Inhibition of GSK-3β suppresses cytoskeletal and synaptic terminal morphology defects induced by inhibition of PP2A. A, Representative MN 4 1b NMJs are shown for wild-type (Elav Gal 4/+), dnGSK (UAS dnGSK-3β/+; Elav Gal 4/+), dnPP2A (Elav Gal 4/UAS dnMts), and dnGSK; dnPP2A (UAS dnGSK3-β, Elav Gal 4/UAS dnMts) larvae. NMJs are stained with antibodies to Futsch (left panels) and DVGLUT and HRP (right panels). Note increased Futsch unbundling marked by arrowheads in Elav dnPP2A genotype.

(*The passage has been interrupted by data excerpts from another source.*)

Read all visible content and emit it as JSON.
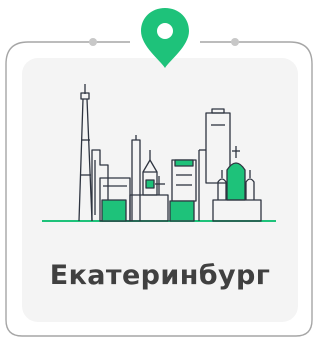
{
  "city": {
    "name": "Екатеринбург"
  },
  "colors": {
    "accent_green": "#1ec27a",
    "frame_stroke": "#a6a6a6",
    "card_bg": "#f4f4f4",
    "line_ink": "#2e3440",
    "text": "#404040"
  },
  "icons": {
    "pin": "map-pin-icon",
    "skyline": "city-skyline-illustration"
  }
}
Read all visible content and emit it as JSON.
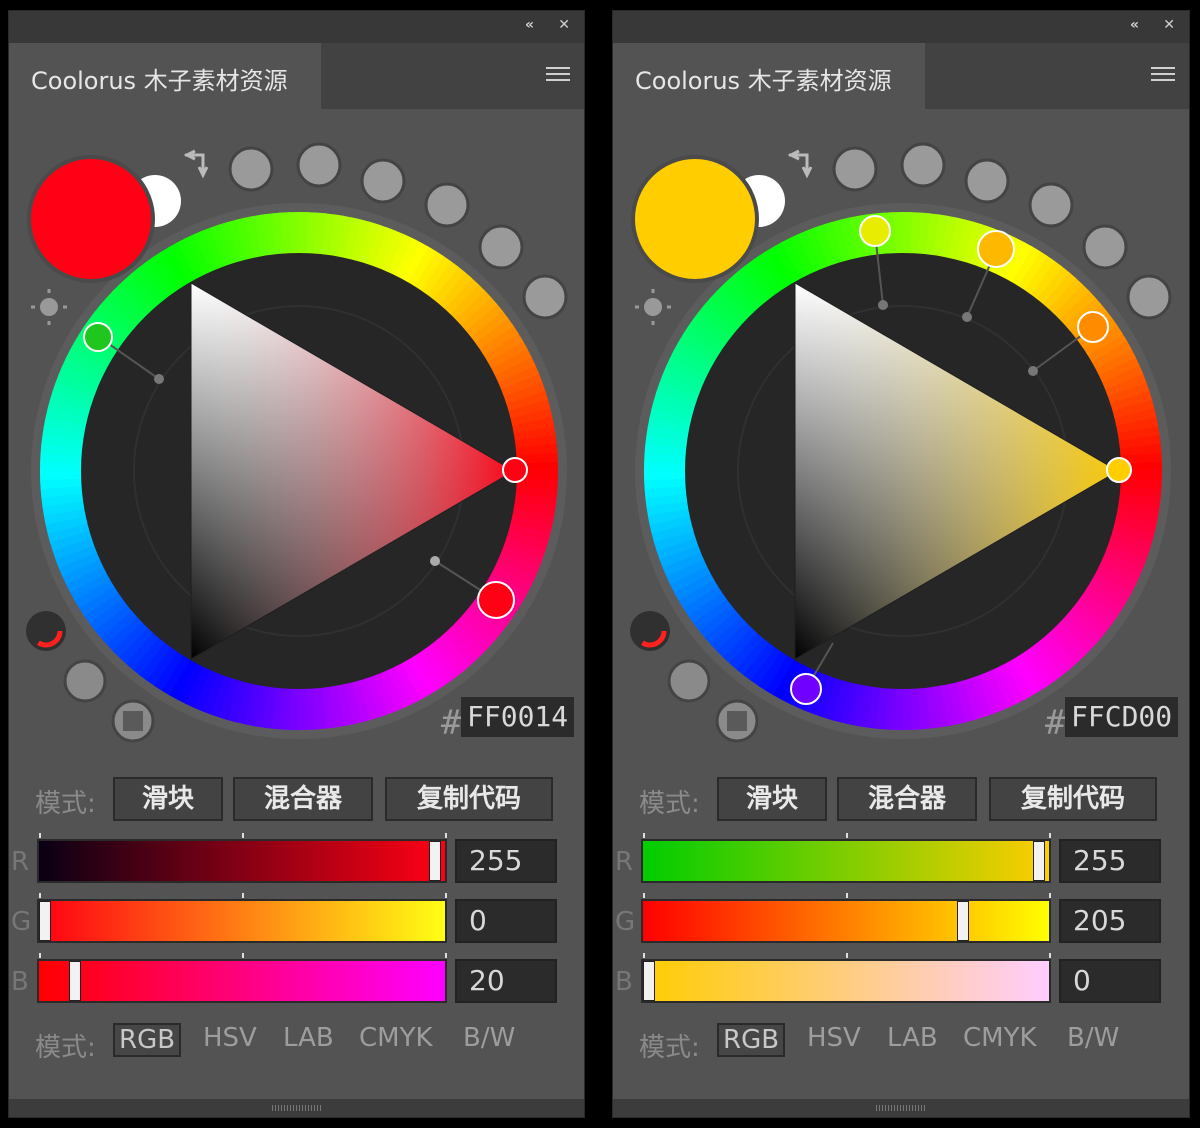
{
  "panels": [
    {
      "title": "Coolorus 木子素材资源",
      "hex_prefix": "#",
      "hex": "FF0014",
      "primary_color": "#FF0014",
      "secondary_color": "#FFFFFF",
      "mode_label": "模式:",
      "mode_buttons": [
        "滑块",
        "混合器",
        "复制代码"
      ],
      "channels": [
        {
          "label": "R",
          "value": "255",
          "fraction": 1.0,
          "gradient": [
            "#0A0014",
            "#FF0014"
          ]
        },
        {
          "label": "G",
          "value": "0",
          "fraction": 0.0,
          "gradient": [
            "#FF0014",
            "#FFFF14"
          ]
        },
        {
          "label": "B",
          "value": "20",
          "fraction": 0.078,
          "gradient": [
            "#FF0000",
            "#FF00FF"
          ]
        }
      ],
      "color_modes_label": "模式:",
      "color_modes": [
        "RGB",
        "HSV",
        "LAB",
        "CMYK",
        "B/W"
      ],
      "active_color_mode": "RGB"
    },
    {
      "title": "Coolorus 木子素材资源",
      "hex_prefix": "#",
      "hex": "FFCD00",
      "primary_color": "#FFCD00",
      "secondary_color": "#FFFFFF",
      "mode_label": "模式:",
      "mode_buttons": [
        "滑块",
        "混合器",
        "复制代码"
      ],
      "channels": [
        {
          "label": "R",
          "value": "255",
          "fraction": 1.0,
          "gradient": [
            "#00CD00",
            "#FFCD00"
          ]
        },
        {
          "label": "G",
          "value": "205",
          "fraction": 0.804,
          "gradient": [
            "#FF0000",
            "#FFFF00"
          ]
        },
        {
          "label": "B",
          "value": "0",
          "fraction": 0.0,
          "gradient": [
            "#FFCD00",
            "#FFCDFF"
          ]
        }
      ],
      "color_modes_label": "模式:",
      "color_modes": [
        "RGB",
        "HSV",
        "LAB",
        "CMYK",
        "B/W"
      ],
      "active_color_mode": "RGB"
    }
  ],
  "icons": {
    "collapse": "double-chevron-left-icon",
    "close": "close-icon",
    "menu": "hamburger-menu-icon",
    "swap": "swap-colors-icon",
    "light": "brightness-icon",
    "harmony_presets": "harmony-preset-icon"
  }
}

Note also that the aberrant synaptic terminal morphology induced by inhibition of PP2A is suppressed by inhibition of GSK-3β. B, Quantification of mean percentage unbundled Futsch at the NMJ. Levels of unbundled Futsch in dnGSK-3β and dnGSK-3β; dnPP2A are not significantly different from wild type p > 0.3, and p > 0.5, respectively. dnPP2A demonstrates an 86% increase in unbundled Futsch relative to wild type, *p < 0.05. Levels of unbundled Futsch in dnGSK-3β, dnPP2A are reduced by 53% from dn PP2A, **p < 0.01. N = 8 for all genotypes. Error bars equal SEM.